Le projet se concrétisa quelques années plus tard, en 1287, lorsque les célestins de l'abbaye du Saint-Esprit de Sulmona acquirent le terrain et entreprirent la construction de l'édifice dès l'année suivante. Ils consacrèrent l'église, alors encore inachevée, en 1289.

Élu pape et adoptant le nom de Célestin V, Pietro de Morrone s'y fait couronner en aout 1294 selon la volonté de Charles II d'Anjou, cérémonie qui dut être réitérée selon les formes traditionnelles quelques jours plus tard, constituant ainsi l'unique cas de double couronnement papal.

La basilique avec son parterre de verdure.

L'église continua d'être embellie au cours du Moyen Âge, portée par la canonisation du pape en 1313, et la translation de ses reliques en 1327.

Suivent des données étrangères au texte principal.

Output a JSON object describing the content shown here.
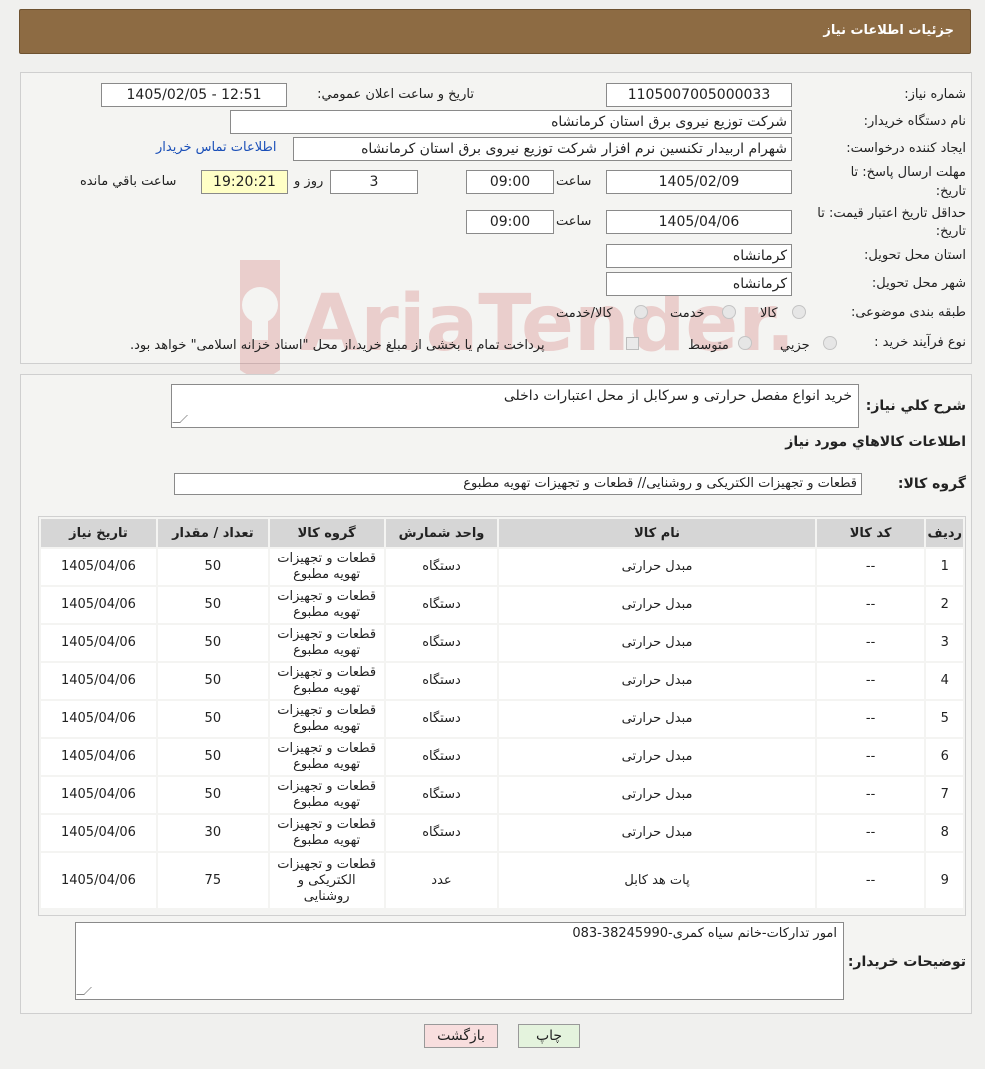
{
  "page": {
    "header_title": "جزئیات اطلاعات نیاز"
  },
  "form": {
    "need_number_label": "شماره نیاز:",
    "need_number": "1105007005000033",
    "announce_label": "تاریخ و ساعت اعلان عمومي:",
    "announce_value": "1405/02/05 - 12:51",
    "buyer_org_label": "نام دستگاه خریدار:",
    "buyer_org": "شرکت توزیع نیروی برق استان کرمانشاه",
    "creator_label": "ایجاد کننده درخواست:",
    "creator": "شهرام اربیدار تکنسین نرم افزار شرکت توزیع نیروی برق استان کرمانشاه",
    "contact_link": "اطلاعات تماس خریدار",
    "deadline_label_1": "مهلت ارسال پاسخ: تا",
    "deadline_label_2": "تاریخ:",
    "deadline_date": "1405/02/09",
    "time_label": "ساعت",
    "deadline_time": "09:00",
    "days_value": "3",
    "days_label": "روز و",
    "remaining_time": "19:20:21",
    "remaining_label": "ساعت باقي مانده",
    "validity_label_1": "حداقل تاریخ اعتبار قیمت: تا",
    "validity_label_2": "تاریخ:",
    "validity_date": "1405/04/06",
    "validity_time": "09:00",
    "province_label": "استان محل تحویل:",
    "province": "کرمانشاه",
    "city_label": "شهر محل تحویل:",
    "city": "کرمانشاه",
    "category_label": "طبقه بندی موضوعی:",
    "category_options": [
      "کالا",
      "خدمت",
      "کالا/خدمت"
    ],
    "process_label": "نوع فرآیند خرید :",
    "process_options": [
      "جزیي",
      "متوسط"
    ],
    "process_note": "پرداخت تمام یا بخشی از مبلغ خرید،از محل \"اسناد خزانه اسلامی\" خواهد بود."
  },
  "items_section": {
    "summary_label": "شرح کلي نیاز:",
    "summary": "خرید انواع مفصل حرارتی و سرکابل از محل اعتبارات داخلی",
    "goods_info_title": "اطلاعات کالاهاي مورد نیاز",
    "group_label": "گروه کالا:",
    "group_value": "قطعات و تجهیزات الکتریکی و روشنایی//  قطعات و تجهیزات تهویه مطبوع",
    "columns": [
      "ردیف",
      "کد کالا",
      "نام کالا",
      "واحد شمارش",
      "گروه کالا",
      "تعداد / مقدار",
      "تاریخ نیاز"
    ],
    "rows": [
      {
        "idx": "1",
        "code": "--",
        "name": "مبدل حرارتی",
        "unit": "دستگاه",
        "group_1": "قطعات و تجهیزات",
        "group_2": "تهویه مطبوع",
        "qty": "50",
        "date": "1405/04/06"
      },
      {
        "idx": "2",
        "code": "--",
        "name": "مبدل حرارتی",
        "unit": "دستگاه",
        "group_1": "قطعات و تجهیزات",
        "group_2": "تهویه مطبوع",
        "qty": "50",
        "date": "1405/04/06"
      },
      {
        "idx": "3",
        "code": "--",
        "name": "مبدل حرارتی",
        "unit": "دستگاه",
        "group_1": "قطعات و تجهیزات",
        "group_2": "تهویه مطبوع",
        "qty": "50",
        "date": "1405/04/06"
      },
      {
        "idx": "4",
        "code": "--",
        "name": "مبدل حرارتی",
        "unit": "دستگاه",
        "group_1": "قطعات و تجهیزات",
        "group_2": "تهویه مطبوع",
        "qty": "50",
        "date": "1405/04/06"
      },
      {
        "idx": "5",
        "code": "--",
        "name": "مبدل حرارتی",
        "unit": "دستگاه",
        "group_1": "قطعات و تجهیزات",
        "group_2": "تهویه مطبوع",
        "qty": "50",
        "date": "1405/04/06"
      },
      {
        "idx": "6",
        "code": "--",
        "name": "مبدل حرارتی",
        "unit": "دستگاه",
        "group_1": "قطعات و تجهیزات",
        "group_2": "تهویه مطبوع",
        "qty": "50",
        "date": "1405/04/06"
      },
      {
        "idx": "7",
        "code": "--",
        "name": "مبدل حرارتی",
        "unit": "دستگاه",
        "group_1": "قطعات و تجهیزات",
        "group_2": "تهویه مطبوع",
        "qty": "50",
        "date": "1405/04/06"
      },
      {
        "idx": "8",
        "code": "--",
        "name": "مبدل حرارتی",
        "unit": "دستگاه",
        "group_1": "قطعات و تجهیزات",
        "group_2": "تهویه مطبوع",
        "qty": "30",
        "date": "1405/04/06"
      },
      {
        "idx": "9",
        "code": "--",
        "name": "پات هد کابل",
        "unit": "عدد",
        "group_1": "قطعات و تجهیزات",
        "group_2": "الکتریکی و",
        "group_3": "روشنایی",
        "qty": "75",
        "date": "1405/04/06"
      }
    ],
    "buyer_notes_label": "توضیحات خریدار:",
    "buyer_notes": "امور تدارکات-خانم سیاه کمری-38245990-083"
  },
  "buttons": {
    "print": "چاپ",
    "back": "بازگشت"
  },
  "watermark": {
    "text": "AriaTender.neT",
    "color": "#c94a4a",
    "icon": "aria-tender-logo-icon"
  }
}
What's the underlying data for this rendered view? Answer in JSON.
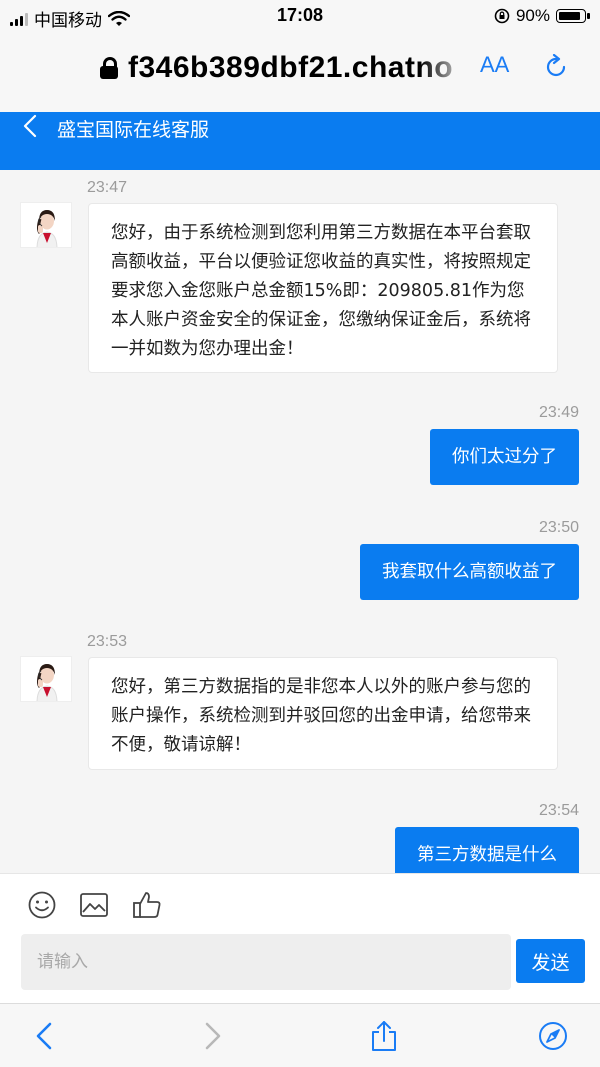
{
  "status_bar": {
    "carrier": "中国移动",
    "time": "17:08",
    "battery": "90%",
    "battery_level": 0.9
  },
  "browser": {
    "url": "f346b389dbf21.chatno",
    "text_size_label": "AA"
  },
  "chat": {
    "title": "盛宝国际在线客服"
  },
  "messages": [
    {
      "side": "left",
      "time": "23:47",
      "text": "您好，由于系统检测到您利用第三方数据在本平台套取高额收益，平台以便验证您收益的真实性，将按照规定要求您入金您账户总金额15%即：209805.81作为您本人账户资金安全的保证金，您缴纳保证金后，系统将一并如数为您办理出金！"
    },
    {
      "side": "right",
      "time": "23:49",
      "text": "你们太过分了"
    },
    {
      "side": "right",
      "time": "23:50",
      "text": "我套取什么高额收益了"
    },
    {
      "side": "left",
      "time": "23:53",
      "text": "您好，第三方数据指的是非您本人以外的账户参与您的账户操作，系统检测到并驳回您的出金申请，给您带来不便，敬请谅解！"
    },
    {
      "side": "right",
      "time": "23:54",
      "text": "第三方数据是什么"
    }
  ],
  "composer": {
    "placeholder": "请输入",
    "send_label": "发送",
    "tools": [
      "emoji-icon",
      "image-icon",
      "thumbs-up-icon"
    ]
  },
  "toolbar": {
    "icons": [
      "back-icon",
      "forward-icon",
      "share-icon",
      "compass-icon"
    ]
  },
  "colors": {
    "accent": "#0a7cf0",
    "safari_blue": "#1a7cf5",
    "background": "#f5f5f5"
  }
}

Des travaux s'avérèrent nécessaire après les ravages causés par le séisme de 1315, qui entraîna l'effondrement de l'abside. Un second séisme frappa la ville quelques années plus tard, en 1349, causant également de nouveaux dégâts à la basilique, notamment dans l'espace du chœur.

Une restauration de la basilique et du monastère a probablement eu lieu à la suite d'un autre tremblement de terre en 1461[6].

Détail des tabernacles et des statues du portail principal. Photo de Paolo Monti (1969).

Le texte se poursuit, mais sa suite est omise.